I’ve wanted to support Yentli in whatever way would be highest yield for both of us since the day we met, and she has always done the same for me. It’s always been apparent to me how extraordinary she is. That principle — whatever is most important today, do that for each other — turns out to be a surprisingly durable foundation for a marriage. Since we learned her genetic status, my spare time has increasingly gone toward helping her structure goals, organizing the research framework, serving as a sounding board, and making sure she’s making the most efficient use of her hours.
I am not a biologist. I never trained as one. But I’ve spent years trying to get fluent enough to be useful — This Week in Microbiology, This Week in Virology, a fair amount of YouTube lecture series, plus the most direct route available, which is just asking Yentli. She’s extremely good at explaining things. She can take something like the mechanism of repeat-associated non-AUG translation and make it legible to someone whose last biology class was in high school. I ask a lot of questions.
She doesn’t teach, really. She translates. That’s the actual field term — translational research, the work of moving discoveries from bench to clinic to patient. For Yentli that translation has a literal form: she makes YouTube videos about the science for other people who carry this mutation, and runs CureC9, her advocacy platform for the research that would save her. The patients are, in the most precise sense, her colleagues.
The learning changed what I could offer. I put together grant-proposal frameworks now. I coordinate meetings. I build computational tools for her workflows. There are as many non-biological things to work on as there are biological — organizational, technological, conceptual. I also wrote a song about TDP-43.
Early on, before I understood any of the mechanics, we were sitting in her dorm room, and she was copying and pasting DNA sequences on her laptop. Literally using command-C and command-V to move genetic material around. She’d been using the luciferase gene to make infected cells bioluminesce. You paste in the sequence; post infection, infected cells can be visually quantified. I sat there and thought: we can just do that. We can copy and paste genes into things. The casual precision of it.
Her Halloween costumes also tend to feature molecular biology. One year it was an mRNA — 5’ cap, poly-A tail, the whole structure. You can find yourself explaining to friends at a party what a poly-A tail is because of a costume choice, and then finding that you actually know, and then finding that your wife has done that to you.

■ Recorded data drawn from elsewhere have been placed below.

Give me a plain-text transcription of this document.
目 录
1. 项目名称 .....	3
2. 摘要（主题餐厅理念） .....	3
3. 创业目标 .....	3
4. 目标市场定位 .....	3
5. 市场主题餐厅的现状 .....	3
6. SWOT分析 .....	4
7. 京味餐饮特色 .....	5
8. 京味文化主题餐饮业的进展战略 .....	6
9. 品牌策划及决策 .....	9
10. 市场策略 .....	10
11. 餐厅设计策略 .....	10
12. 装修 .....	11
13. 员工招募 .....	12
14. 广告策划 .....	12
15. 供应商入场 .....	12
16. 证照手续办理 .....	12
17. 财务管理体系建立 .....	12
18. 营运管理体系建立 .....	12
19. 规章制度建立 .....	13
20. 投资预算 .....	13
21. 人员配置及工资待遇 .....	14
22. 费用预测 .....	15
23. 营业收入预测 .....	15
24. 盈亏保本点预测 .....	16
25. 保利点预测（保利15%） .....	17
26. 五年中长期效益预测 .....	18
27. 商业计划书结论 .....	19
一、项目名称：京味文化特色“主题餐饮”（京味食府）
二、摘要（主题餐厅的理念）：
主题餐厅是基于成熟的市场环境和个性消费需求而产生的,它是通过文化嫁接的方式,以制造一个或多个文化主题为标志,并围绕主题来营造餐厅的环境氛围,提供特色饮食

I go back to that image. Whatever the work costs — and it costs something, every week — biology at this scale is genuinely astonishing. The upfront investment without knowing the outcome, and still loving every minute of the adventure. She taught me that. I’ve carried it into my own work in ways that surprised me.
Working together means we maximize our time together. That’s not an abstraction. That’s me at one in the morning in an Airbnb in a high-rise in Taiwan, working on my laptop so that we could spend the daylight in a place we’d always wanted to visit. It’s us on the couch, where she asks me a question and I start frantically searching the literature, trying to get up to speed on whatever she’s chasing that night. We can both be messy. We both dislike the messiness. But we accept it from each other, because we know what it costs and what it buys.
I don’t have a clean way to end this, because we’re not at the end of anything.
The version of the future I allow myself to imagine is one where we have all the time in the world — to devote to our children, to each other, to our families, to the communities we belong to, cultivate, and love, while continuing to contribute to the common good together.
That’s the version we’re both working toward. No matter the endpoint, it’s hard to imagine a more meaningful way to spend our lives together.